Cleaning up farming in Benin and the rest of Africa
It was ten years ago that the BioPhyto company set up business in Benin, with the aim of making farming healthier, both in terms of the food produced and for the farmers cultivating the land. It is a mission supported by Business Partnership Facility, an initiative of the King Baudouin Foundation, with a view to expanding across the continent of Africa and beyond.
The BioPhyto adventure owes its existence above all to Gildas Zodomè and his passion for agriculture. An agricultural engineer with a Doctorate in Environmental Studies, Health and Sustainable Development, this scientist from Benin knew which way his career would go from the moment he began writing his doctoral thesis. He initially worked for the Benin Government as an advisor to farmers and during his various missions his observations further assured him that he was on the right path. As Gildas Zodomè himself explains, “Working as an agricultural advisor and with no other solutions to offer, I used to recommend chemical products and how to use them: fertilizers, pesticides, insecticides and so on. So many products and yet I witnessed every day the harmful effects they were having on the health of the farmers and as well as the consequences related to food poisoning experienced by the people who consumed the crops that had been liberally sprayed with such toxic products. The farmers also told me about how the soil was becoming impoverished.”

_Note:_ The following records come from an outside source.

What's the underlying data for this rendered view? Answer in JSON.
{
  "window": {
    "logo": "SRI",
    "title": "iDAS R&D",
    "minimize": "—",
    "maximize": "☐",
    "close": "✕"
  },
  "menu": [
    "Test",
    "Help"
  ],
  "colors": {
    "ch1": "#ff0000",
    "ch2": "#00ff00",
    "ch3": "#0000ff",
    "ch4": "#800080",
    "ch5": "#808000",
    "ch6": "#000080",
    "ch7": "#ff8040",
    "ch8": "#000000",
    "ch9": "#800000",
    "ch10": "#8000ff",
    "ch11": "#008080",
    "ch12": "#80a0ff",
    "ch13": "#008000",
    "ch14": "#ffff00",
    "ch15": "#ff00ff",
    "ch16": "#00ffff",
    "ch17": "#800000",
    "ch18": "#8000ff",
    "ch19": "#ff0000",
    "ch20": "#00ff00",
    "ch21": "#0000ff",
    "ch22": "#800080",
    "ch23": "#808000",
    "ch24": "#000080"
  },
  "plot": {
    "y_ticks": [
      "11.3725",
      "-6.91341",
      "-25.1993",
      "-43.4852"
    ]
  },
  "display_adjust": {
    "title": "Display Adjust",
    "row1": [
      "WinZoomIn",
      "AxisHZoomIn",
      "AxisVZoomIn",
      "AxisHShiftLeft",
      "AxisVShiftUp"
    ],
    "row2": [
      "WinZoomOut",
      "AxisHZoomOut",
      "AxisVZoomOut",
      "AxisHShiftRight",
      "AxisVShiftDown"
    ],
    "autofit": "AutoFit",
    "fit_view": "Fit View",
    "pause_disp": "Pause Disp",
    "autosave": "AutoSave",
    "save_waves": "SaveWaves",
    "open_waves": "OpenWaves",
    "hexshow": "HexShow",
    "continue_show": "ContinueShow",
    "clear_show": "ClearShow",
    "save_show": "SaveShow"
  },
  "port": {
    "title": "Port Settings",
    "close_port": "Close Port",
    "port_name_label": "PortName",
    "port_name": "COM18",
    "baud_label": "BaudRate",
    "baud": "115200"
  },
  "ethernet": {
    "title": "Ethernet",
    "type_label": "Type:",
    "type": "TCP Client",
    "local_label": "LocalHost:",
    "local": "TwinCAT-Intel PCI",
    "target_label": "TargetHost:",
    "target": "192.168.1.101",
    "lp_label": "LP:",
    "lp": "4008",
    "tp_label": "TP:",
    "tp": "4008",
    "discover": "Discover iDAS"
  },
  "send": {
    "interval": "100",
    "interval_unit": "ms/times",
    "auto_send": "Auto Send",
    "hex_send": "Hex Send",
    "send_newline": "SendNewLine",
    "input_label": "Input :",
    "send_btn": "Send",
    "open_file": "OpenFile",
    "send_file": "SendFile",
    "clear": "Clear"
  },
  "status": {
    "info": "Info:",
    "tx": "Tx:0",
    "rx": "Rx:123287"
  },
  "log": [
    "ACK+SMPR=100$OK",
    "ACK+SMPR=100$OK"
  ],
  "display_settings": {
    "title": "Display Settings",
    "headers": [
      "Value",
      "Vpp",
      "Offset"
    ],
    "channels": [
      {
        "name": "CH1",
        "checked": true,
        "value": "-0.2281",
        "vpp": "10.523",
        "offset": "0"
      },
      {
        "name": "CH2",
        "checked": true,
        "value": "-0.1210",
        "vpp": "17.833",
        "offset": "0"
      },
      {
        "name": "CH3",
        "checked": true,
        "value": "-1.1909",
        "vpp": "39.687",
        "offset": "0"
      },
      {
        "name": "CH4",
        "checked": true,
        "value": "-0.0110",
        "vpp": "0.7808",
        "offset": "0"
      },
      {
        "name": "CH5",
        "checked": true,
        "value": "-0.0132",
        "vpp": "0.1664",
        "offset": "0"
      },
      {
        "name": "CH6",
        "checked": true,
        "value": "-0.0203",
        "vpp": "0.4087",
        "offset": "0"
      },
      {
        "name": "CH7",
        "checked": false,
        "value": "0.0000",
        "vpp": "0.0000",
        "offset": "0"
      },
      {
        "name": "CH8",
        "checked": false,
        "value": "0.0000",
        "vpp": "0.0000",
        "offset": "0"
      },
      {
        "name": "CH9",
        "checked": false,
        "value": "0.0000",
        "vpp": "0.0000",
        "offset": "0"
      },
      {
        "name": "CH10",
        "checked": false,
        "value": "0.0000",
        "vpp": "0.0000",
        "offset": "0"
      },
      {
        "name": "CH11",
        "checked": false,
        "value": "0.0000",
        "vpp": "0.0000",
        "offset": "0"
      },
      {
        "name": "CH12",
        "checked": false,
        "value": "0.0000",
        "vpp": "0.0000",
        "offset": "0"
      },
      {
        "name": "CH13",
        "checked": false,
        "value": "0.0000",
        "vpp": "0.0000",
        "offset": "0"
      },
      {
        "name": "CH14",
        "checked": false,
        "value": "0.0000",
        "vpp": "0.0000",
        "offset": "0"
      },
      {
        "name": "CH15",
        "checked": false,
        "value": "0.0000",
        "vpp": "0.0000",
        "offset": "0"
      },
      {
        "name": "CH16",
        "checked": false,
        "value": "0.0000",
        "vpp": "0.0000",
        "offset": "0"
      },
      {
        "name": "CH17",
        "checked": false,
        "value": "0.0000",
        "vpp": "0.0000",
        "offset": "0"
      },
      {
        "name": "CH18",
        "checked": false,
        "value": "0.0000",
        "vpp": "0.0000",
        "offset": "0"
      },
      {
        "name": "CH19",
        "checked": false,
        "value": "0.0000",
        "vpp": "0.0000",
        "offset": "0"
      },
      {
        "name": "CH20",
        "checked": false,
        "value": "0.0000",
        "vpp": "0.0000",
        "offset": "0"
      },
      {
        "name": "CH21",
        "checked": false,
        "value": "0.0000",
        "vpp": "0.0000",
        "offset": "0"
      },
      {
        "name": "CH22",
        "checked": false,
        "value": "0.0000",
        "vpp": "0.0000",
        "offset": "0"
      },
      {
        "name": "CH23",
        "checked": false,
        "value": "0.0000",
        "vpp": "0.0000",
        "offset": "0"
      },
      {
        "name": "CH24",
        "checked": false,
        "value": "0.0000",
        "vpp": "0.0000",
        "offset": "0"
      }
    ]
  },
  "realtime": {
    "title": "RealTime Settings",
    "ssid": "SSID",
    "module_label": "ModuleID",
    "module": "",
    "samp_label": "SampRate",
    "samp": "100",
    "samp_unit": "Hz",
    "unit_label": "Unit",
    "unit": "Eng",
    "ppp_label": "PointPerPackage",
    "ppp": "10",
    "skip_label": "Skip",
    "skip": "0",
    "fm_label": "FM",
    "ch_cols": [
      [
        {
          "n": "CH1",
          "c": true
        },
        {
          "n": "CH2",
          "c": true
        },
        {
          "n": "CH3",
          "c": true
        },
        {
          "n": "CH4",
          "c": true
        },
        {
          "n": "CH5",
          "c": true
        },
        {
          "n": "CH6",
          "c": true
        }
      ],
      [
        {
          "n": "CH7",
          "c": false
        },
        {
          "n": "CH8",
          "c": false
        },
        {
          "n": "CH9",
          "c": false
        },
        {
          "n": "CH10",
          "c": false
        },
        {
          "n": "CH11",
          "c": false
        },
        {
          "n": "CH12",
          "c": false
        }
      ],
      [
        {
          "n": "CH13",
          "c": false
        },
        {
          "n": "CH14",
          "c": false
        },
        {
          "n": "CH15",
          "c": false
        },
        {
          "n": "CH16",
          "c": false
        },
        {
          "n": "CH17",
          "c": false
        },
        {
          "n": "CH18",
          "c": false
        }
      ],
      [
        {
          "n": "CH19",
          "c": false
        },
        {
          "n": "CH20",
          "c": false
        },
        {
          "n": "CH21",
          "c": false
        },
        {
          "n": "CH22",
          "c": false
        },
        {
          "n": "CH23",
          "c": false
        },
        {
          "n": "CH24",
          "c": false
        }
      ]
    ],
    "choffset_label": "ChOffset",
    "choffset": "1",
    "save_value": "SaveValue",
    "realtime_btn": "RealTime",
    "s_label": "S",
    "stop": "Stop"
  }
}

Creating a virtuous circle
Gildas Zodomè believed that he had to find other solutions, alternative products based on the knowledge of the elders and the traditional use of plants and residues to fertilize the soils and fight pests. As early as 2011, prototypes were being created and experiments being conducted in controlled environments that produced satisfactory results for the farmers. From here, the first products were approved, and their patents filed shortly afterwards with the OAPI (the African Organisation for Intellectual Property).
In 2013, the BioPhyto company was set up with several ranges of organic fertilizers and organic pesticides and was approved in 2015. Gildas Zodomè remembers: “One of the raw materials used and which is recommended by the elders is neem or margosa (Azadirachta indica), a tree that grows in the remote and rather poor regions of Benin. So, we got in touch with the village chiefs and recruited some 3,000 young women who were without any real job prospects. We trained them how to harvest the seeds of the neem trees and provided the material necessary for them to do this.” Another recycled resource according to BioPhyto’s principles of the circular economy is transforming agricultural residues from the cultivation of pineapples into compost and organic fertilizer, as well as active carbon enriched with ethylene (TIF Bio).
This latter active principle was developed thanks to the Belgian development agency Enabel, together with the Benin Ministry of Agriculture, Livestock and Fisheries. Given the 2022 EU ban on the use of calcium carbide to accelerate the flowering of pineapple plants and the two-year moratorium created in which to find replacement solutions, BioPhyto succeeded in developing an organic product to induce pineapple flowering, with an ECOCERT certification. This made the company one of the only businesses on the international market for organic fertilizers and pesticides to offer approved products. The company’s entire production is also certified ISO 9001 (for quality management) and 14001 (for environmental management).
Financial support for growth
It was thanks to Enabel that BioPhyto learned about the possibility of financial support through the Business Partnership Facility (BPF), managed by the King Baudouin Foundation. The BPF supports entrepreneurial initiatives conducted in partnerships between companies and actors from civil society, which contribute to the objectives of sustainable development in countries covered by the programme (one of which is Benin). Projects that are financed by the BPF must demonstrate their social impact and economic viability. “This was an opportunity that BioPhyto was able to seize”, says Gildas Zodomè, “and it enabled the company to benefit from 200,000 euros in financial aid and support. This support also gave confidence to partners working with us and it has enabled us to continue to grow through receiving additional credits.” For example, there has been a loan from the Kampani Investment Fund, in which the King Baudouin Foundation is also one of the founding partners.
Today, BioPhyto is a flourishing business that is recognised thanks to the numerous African and international awards it has received to date. It enjoys a well-established general management, fast and quality production lines, warehouses and it works with public laboratories. It is a company of 50 full-time employees, some forty part-time workers and a network of neem seed pickers. It is also present in Togo and the Ivory Coast, distributes its products in the sub-region and has the ambition to develop on other continents in future years. BioPhyto would also like to disseminate its techniques and know-how in all of the hot countries of Africa where the same raw materials can be found.